A che punto siamo con la transizione energetica?

In Italia, ad una fase di stallo. Secondo i dati Terna, nel nostro Paese, nel 2019, la produzione delle fonti rinnovabili è stata di circa 112.893 GWh, cioè in crescita dell’1,3% rispetto al 2018 (111.489 GWh). Non abbastanza.

A cinque anni dagli accordi di Parigi, al momento l’equazione è ancora attenzione all’ambiente = sviluppo dei processi di transizione energetica. Danimarca e Nuova Zelanda continuano a detenere il primato, ma il resto dei Paesi del mondo è ben lontano dal limitare fortemente l’immissione di carbonio nell’atmosfera.

Uno sviluppo reale dei processi di transizione energetica si scontra, inoltre, con la perdita dei posti di lavoro strettamente legati alla produzione di energia da fonti fossili. Nella parte polacca della Slesia, al confine con Germania e Repubblica Ceca, la Commissione Europea ha stimato che la decarbonizzazione potrebbe costare la perdita di 78 mila posti di lavoro, legati alla filiera dell’estrazione e dell’uso del carbone.
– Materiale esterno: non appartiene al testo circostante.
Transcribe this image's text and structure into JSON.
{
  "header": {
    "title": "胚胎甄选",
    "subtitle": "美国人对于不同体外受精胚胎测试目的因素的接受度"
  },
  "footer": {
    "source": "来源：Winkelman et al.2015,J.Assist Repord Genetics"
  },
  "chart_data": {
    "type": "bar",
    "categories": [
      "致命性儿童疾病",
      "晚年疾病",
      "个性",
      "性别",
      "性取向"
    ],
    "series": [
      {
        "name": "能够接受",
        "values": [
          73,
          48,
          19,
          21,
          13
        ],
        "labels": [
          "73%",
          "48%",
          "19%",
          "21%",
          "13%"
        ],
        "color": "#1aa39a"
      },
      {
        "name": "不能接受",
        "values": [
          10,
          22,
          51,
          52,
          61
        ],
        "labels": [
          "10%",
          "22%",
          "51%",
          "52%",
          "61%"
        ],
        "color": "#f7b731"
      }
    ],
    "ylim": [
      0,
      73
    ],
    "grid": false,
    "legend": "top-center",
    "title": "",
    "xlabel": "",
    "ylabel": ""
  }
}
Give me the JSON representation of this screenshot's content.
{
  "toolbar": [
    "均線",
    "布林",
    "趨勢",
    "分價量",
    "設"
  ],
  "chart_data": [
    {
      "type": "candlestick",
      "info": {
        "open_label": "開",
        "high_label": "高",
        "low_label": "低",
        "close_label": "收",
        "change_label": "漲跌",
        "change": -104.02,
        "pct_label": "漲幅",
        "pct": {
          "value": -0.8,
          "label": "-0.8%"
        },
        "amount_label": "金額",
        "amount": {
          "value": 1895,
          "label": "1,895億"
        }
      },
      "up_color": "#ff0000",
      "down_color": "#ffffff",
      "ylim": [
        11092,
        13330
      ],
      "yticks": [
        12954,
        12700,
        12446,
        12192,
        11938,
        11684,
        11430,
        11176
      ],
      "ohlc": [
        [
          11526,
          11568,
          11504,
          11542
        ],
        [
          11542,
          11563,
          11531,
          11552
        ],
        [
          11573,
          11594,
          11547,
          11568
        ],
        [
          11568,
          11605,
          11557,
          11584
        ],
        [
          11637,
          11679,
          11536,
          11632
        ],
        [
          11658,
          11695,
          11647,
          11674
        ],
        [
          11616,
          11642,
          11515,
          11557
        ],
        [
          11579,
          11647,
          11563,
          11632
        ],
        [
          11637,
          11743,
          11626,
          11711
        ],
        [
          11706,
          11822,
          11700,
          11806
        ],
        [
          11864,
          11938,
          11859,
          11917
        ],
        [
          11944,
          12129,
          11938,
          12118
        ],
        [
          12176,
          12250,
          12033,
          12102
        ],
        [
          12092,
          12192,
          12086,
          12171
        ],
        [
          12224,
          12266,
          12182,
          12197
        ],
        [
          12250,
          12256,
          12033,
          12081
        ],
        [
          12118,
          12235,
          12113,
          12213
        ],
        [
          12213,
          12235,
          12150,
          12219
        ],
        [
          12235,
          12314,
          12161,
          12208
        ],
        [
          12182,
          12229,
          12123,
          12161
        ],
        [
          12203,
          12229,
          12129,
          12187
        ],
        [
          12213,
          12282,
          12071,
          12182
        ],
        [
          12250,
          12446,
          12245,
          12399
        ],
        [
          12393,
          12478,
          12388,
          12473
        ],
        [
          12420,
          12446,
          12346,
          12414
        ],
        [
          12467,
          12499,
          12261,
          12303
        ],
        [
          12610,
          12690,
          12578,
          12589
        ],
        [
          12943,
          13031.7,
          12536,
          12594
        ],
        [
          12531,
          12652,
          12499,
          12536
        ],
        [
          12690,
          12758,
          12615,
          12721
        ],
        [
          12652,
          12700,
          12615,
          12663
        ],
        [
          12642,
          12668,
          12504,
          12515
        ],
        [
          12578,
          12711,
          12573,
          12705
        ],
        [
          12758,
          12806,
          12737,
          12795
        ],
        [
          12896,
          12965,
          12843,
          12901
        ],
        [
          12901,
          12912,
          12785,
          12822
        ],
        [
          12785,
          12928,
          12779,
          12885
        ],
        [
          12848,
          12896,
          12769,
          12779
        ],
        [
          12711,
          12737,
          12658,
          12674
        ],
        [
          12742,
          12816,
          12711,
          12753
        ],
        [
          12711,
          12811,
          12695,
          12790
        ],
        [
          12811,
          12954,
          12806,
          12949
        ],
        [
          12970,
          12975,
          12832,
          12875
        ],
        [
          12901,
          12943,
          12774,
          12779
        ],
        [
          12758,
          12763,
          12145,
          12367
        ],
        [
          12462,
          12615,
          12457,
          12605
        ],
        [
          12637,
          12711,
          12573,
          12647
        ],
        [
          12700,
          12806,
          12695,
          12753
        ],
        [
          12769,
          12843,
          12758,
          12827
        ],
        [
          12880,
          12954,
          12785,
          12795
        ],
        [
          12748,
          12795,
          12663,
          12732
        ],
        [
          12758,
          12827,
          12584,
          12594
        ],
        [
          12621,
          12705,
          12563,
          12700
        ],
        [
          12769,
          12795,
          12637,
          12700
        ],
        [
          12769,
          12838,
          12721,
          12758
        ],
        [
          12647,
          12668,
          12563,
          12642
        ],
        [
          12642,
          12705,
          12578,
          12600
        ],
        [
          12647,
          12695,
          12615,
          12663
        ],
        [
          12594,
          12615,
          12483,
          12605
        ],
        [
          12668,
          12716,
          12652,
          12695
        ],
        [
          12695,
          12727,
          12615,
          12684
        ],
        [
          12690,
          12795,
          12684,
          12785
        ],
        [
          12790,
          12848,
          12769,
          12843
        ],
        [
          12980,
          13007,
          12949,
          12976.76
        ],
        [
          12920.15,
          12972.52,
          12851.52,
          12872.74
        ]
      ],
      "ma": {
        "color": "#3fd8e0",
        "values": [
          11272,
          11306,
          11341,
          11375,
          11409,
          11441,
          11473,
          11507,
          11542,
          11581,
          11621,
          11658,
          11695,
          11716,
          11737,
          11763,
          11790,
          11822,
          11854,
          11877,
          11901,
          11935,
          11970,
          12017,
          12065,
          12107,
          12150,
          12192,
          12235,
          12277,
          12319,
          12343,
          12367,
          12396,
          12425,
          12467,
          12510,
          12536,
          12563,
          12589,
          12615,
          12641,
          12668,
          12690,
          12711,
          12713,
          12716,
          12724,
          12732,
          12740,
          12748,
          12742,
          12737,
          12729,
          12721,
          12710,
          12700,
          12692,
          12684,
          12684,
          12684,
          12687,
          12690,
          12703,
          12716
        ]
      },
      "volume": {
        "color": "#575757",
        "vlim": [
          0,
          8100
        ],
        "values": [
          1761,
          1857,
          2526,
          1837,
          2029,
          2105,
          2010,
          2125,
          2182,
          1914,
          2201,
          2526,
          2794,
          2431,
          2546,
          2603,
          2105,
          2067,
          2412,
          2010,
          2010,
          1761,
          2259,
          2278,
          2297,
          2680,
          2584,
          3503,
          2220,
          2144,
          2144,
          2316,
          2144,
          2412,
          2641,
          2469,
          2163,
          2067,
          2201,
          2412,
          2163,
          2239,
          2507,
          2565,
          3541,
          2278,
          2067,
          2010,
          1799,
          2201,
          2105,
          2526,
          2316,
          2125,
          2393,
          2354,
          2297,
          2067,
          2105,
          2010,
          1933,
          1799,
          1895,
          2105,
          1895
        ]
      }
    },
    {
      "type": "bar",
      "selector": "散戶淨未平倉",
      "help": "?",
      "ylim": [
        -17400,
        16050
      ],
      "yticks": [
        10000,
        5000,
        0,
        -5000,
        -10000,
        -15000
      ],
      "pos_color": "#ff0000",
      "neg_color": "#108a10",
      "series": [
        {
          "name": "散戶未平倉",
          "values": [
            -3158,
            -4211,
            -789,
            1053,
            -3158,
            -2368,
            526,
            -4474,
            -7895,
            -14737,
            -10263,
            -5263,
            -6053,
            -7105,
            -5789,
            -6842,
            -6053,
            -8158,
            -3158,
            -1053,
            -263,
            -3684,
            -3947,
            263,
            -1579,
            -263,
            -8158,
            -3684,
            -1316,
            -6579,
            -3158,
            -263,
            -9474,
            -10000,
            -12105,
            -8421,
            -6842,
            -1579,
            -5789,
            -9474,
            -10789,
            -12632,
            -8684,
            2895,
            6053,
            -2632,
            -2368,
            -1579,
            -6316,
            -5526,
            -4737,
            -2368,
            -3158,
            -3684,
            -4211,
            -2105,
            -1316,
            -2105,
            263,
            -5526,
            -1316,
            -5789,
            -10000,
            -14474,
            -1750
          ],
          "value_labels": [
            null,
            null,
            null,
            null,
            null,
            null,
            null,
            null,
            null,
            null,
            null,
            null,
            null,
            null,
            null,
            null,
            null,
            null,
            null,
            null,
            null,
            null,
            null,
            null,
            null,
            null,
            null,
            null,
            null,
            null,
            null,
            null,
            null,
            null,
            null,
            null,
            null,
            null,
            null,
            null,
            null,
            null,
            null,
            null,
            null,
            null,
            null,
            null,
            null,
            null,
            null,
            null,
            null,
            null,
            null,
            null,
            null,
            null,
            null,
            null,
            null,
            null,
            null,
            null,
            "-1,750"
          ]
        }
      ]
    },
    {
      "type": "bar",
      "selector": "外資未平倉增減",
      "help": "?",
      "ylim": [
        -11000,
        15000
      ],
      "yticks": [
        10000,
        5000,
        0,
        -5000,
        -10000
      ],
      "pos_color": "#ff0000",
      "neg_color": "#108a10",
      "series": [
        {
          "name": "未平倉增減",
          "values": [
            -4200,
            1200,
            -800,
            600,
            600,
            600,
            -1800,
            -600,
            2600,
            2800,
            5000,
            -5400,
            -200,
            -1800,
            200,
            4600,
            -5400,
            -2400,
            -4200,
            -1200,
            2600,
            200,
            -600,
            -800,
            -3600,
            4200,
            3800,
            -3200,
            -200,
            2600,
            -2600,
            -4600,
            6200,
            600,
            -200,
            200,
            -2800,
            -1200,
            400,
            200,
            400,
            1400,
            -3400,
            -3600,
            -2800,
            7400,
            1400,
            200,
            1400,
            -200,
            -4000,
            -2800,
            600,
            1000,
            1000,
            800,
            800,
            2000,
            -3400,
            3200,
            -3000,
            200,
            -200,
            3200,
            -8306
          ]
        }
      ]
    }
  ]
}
Anche per questo, l’Unione Europea è stata tra i primi soggetti a essersi mossa in questa direzione. Nell’ambito dello European Green Deal è stato presentato un programma per la Just Transition con un fondo per mobilitare oltre 150 miliardi di euro tra il 2021 e il 2027 e organizzare la transizione energetica in modo bilanciato. Lo scopo è naturalmente far sì che il passaggio verso “un’economia climaticamente neutra avvenga in modo equo e non lasci indietro nessuno”. Di fatto un sostegno per tutte le industrie e le filiere produttive a elevate emissioni di anidride carbonica e altri inquinanti, che verrebbero naturalmente penalizzate. Il solo settore del carbone impiega oggi 230 mila persone, distribuite in 11 Paesi della Ue (dati aggiornati al 2020).